Massachusetts federal Judge Mark Mastroianni has rejected a bold attempt to pin liability on Bill Cosby over what his representatives told the press in reaction to women who accused the entertainer of sexual assault.
Cosby is facing a defamation lawsuit from seven women over statements from his reps that the assault claims were "fabricated," "ridiculous" and "absurd." In October 2015, Mastroianni allowed the lawsuit to proceed by declining Cosby's motion to dismiss.
Last month, Joseph Cammarata, the attorney for the women, filed a motion for partial judgment on the pleadings.
Cammarata pointed to Cosby's generalized responses in the answer to the complaint. There, Cosby's lawyers addressed various allegations by asserting they were either "conclusions or characterizations of law and therefore no response is required."
The lack of specific denials, argued Cammarata, was a violation of civil procedure. The judge was asked to rule that Cosby admitted being liable for the publication of the statements, that the public knew that Cosby's representatives were speaking for Cosby, that the statements were widely and foreseeably republished, that the statements are of and concerning the plaintiffs and that Cosby and his representatives acted with intent to cause the women emotional distress.
On Friday, Mastroianni denied the motion.
The judge's order states he "rejects Plaintiffs' claim that a judgment on the pleadings is the relief available for these assertions of deficiencies in Defendant's answer."
Mastroianni also notes that Cammarata's arguments would have been more properly brought as a motion to strike and knocked Cammarata for making an untimely challenge.
The civil case is taking a backseat to the criminal one that Cosby is facing in Pennsylvania for allegedly sexually assaulting ex-Temple University employee Andrea Constand. But discovery and other activity in the defamation case proceeds.
In the Constand case, a Pennsylvania appeals court this week turned down an attempt by Cosby's lawyers to review how the prosecution could only be proven through hearsay evidence. Nevertheless, Cosby's team has come forward with a protest to an alleged violation of the entertainer's due process rights.
There are more big fireworks to follow in the Constand case, which is currently scheduled to go to trial in the middle of next year.

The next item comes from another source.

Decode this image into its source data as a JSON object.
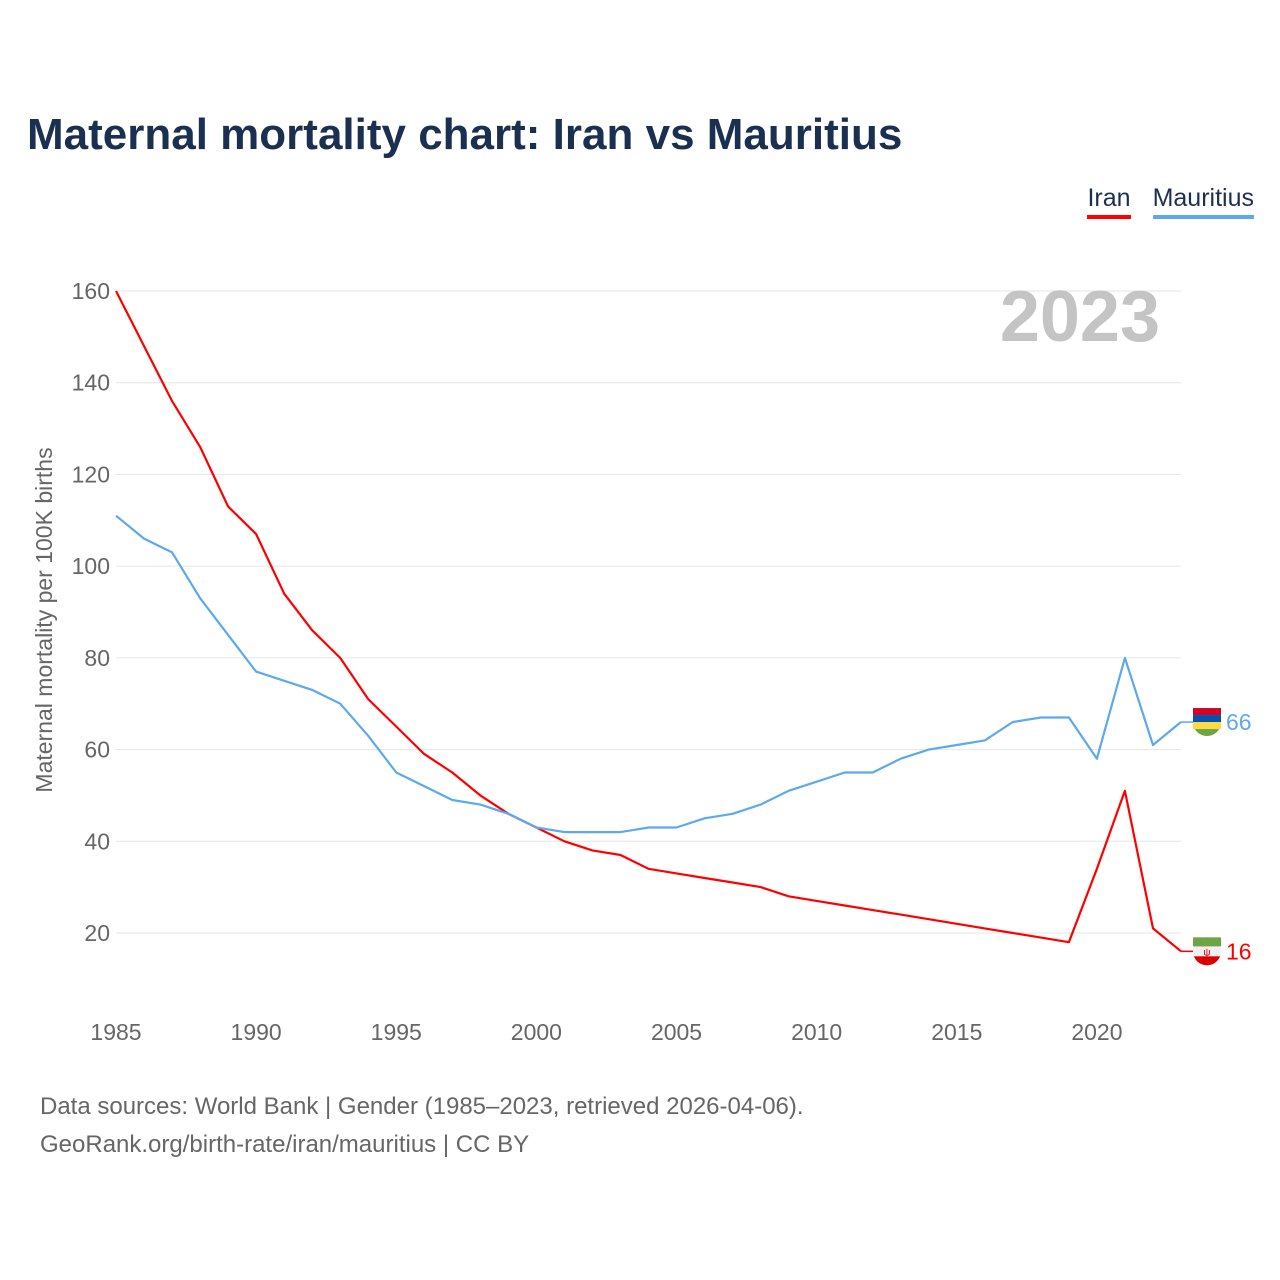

For example, a status report filed on Oct. 11 in the defamation lawsuit stated that Cosby has until Nov. 8 to file a motion to change venue in the criminal matter. Cosby could potentially see some advantage to moving the Constand case away from Montgomery County, Pa., where his nonprosecution for more than a decade became a politically charged issue in the election of the district attorney, who now is pursuing the entertainer.